We’d love to be able to champion Apple’s DIY repair program unequivocally. It’s surely better than not having a DIY repair option at all. But it’s not the unqualified win for repair enthusiasts that Apple’s marketers would have you believe. At least Apple is getting some of their homework done in advance. Manufacturers know the right to repair is coming—we’ll get the rest of their assignments in due time.
Apple is not putting any restrictions on the program, as you claim. They have to do this "pairing" as well. It is not new and it is not geared toward hurting anyone. It simply means that the parts need to be paired to the phone in order to work correctly. This has been the norm at Apple for several years.
Joseph - Reply
It does make it impossible however to scavenge parts from other devices. This has been a common practice in repair shops when new parts were either not available, or not cost effective. This is apparently the approach used by refurbishes, and in fact there was a recent story on the NBC today show showing exactly this - taking two of the same model LCD TV, one with a smashed display and another with other problems and making one working TV from the 2. This saved e-waste from going into landfill.

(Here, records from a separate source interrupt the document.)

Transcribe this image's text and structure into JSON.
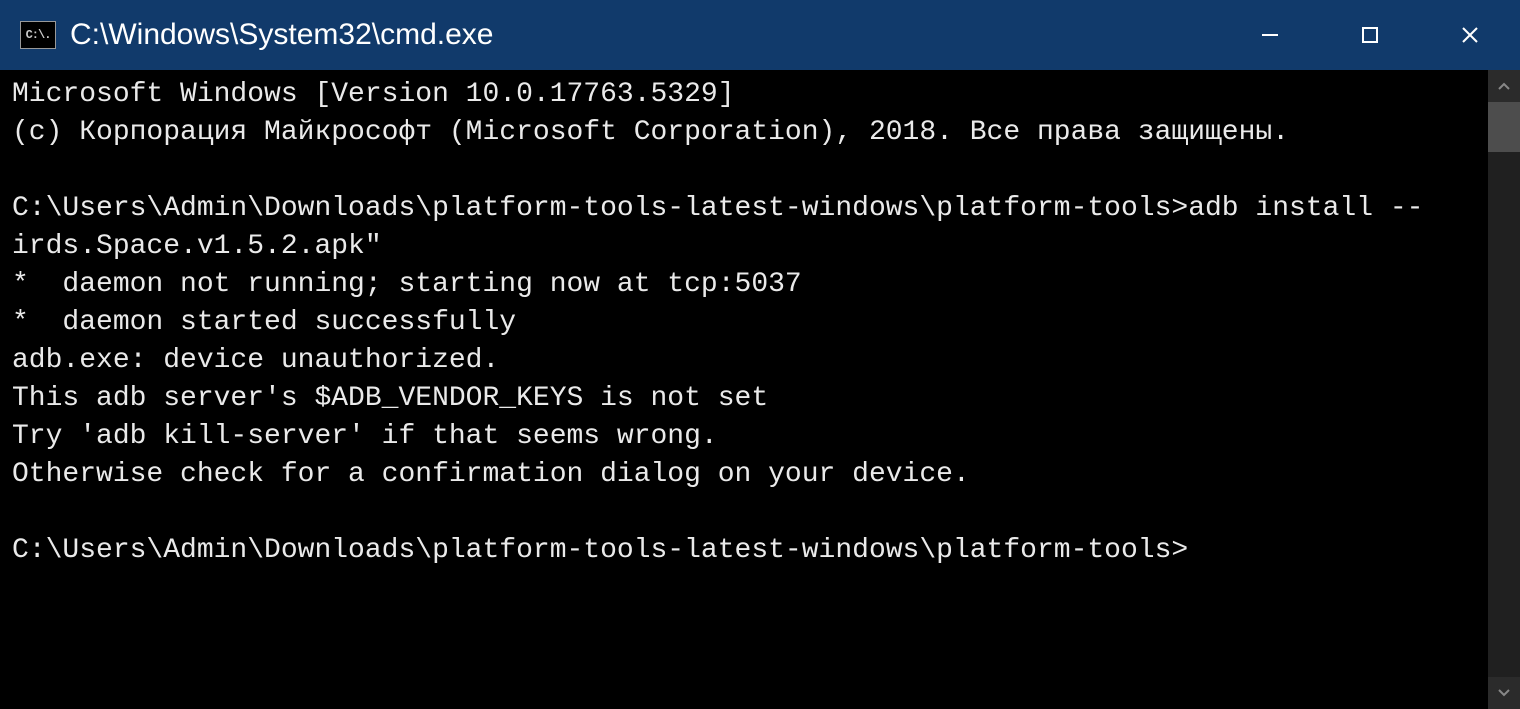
{
  "titlebar": {
    "icon_label": "C:\\.",
    "title": "C:\\Windows\\System32\\cmd.exe"
  },
  "terminal": {
    "lines": [
      "Microsoft Windows [Version 10.0.17763.5329]",
      "(c) Корпорация Майкрософт (Microsoft Corporation), 2018. Все права защищены.",
      "",
      "C:\\Users\\Admin\\Downloads\\platform-tools-latest-windows\\platform-tools>adb install --",
      "irds.Space.v1.5.2.apk\"",
      "*  daemon not running; starting now at tcp:5037",
      "*  daemon started successfully",
      "adb.exe: device unauthorized.",
      "This adb server's $ADB_VENDOR_KEYS is not set",
      "Try 'adb kill-server' if that seems wrong.",
      "Otherwise check for a confirmation dialog on your device.",
      "",
      "C:\\Users\\Admin\\Downloads\\platform-tools-latest-windows\\platform-tools>"
    ]
  }
}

Similarly, a shop could have 2 iPhones, one with a smashed display but otherwise working. That phones logic board, camera, battery, and other components could otherwise be used by the shop for parts for multiple other repairs. While one could argue the parts are "used,' they are no more used than a refurbished replacement phone. The shop can then make cost effective repairs.
Preventing these component swaps doesn't really enhance security as may be claimed. It does enhance repair or full device replacement revenues.
Arthur Goldberg -
In my opinion, it's less that it exists, it's more that so much of this is reliant on being given Apple's permission. The current documentation on the site indicates you need to chat in or call Apple to initiate System Configuration. So they are still keeping a very closed mindset regarding this part of the process. It's still 100% in their control. Which in my opinion is the antithesis of right to repair. They are saying you can. In theory. But ultimately, they still hold all the keys.
Alisha C -
You're absolutely right that this parts pairing strategy isn't new, Joseph. We hoped, though, that Apple would take the self-repair program as an opportunity to take a leaf out of Google's book and provide a free online tool that lets repairers and refurbishers restore part functionality. Instead, they went the other direction, integrating a parts pairing step into their checkout. We're waiting on the delivery of our own Self Repair parts to confirm that the IMEI you input at checkout must match the IMEI you input into the configurator tool, but we've heard that will likely be the case. If it is, that practice will dramatically limit the potential for consumers or independent shops (that aren't IRPs/AASPs) to stock parts. Regardless, it makes it impossible to make third-party parts fully functional (which we don't love but wouldn't be the craziest overreach of manufacturer power) or, more importantly, to swap OEM parts between devices, which is hugely important for repair and refurbishment.
Elizabeth Chamberlain -
Also, +1 to all of Arthur & Alisha's points.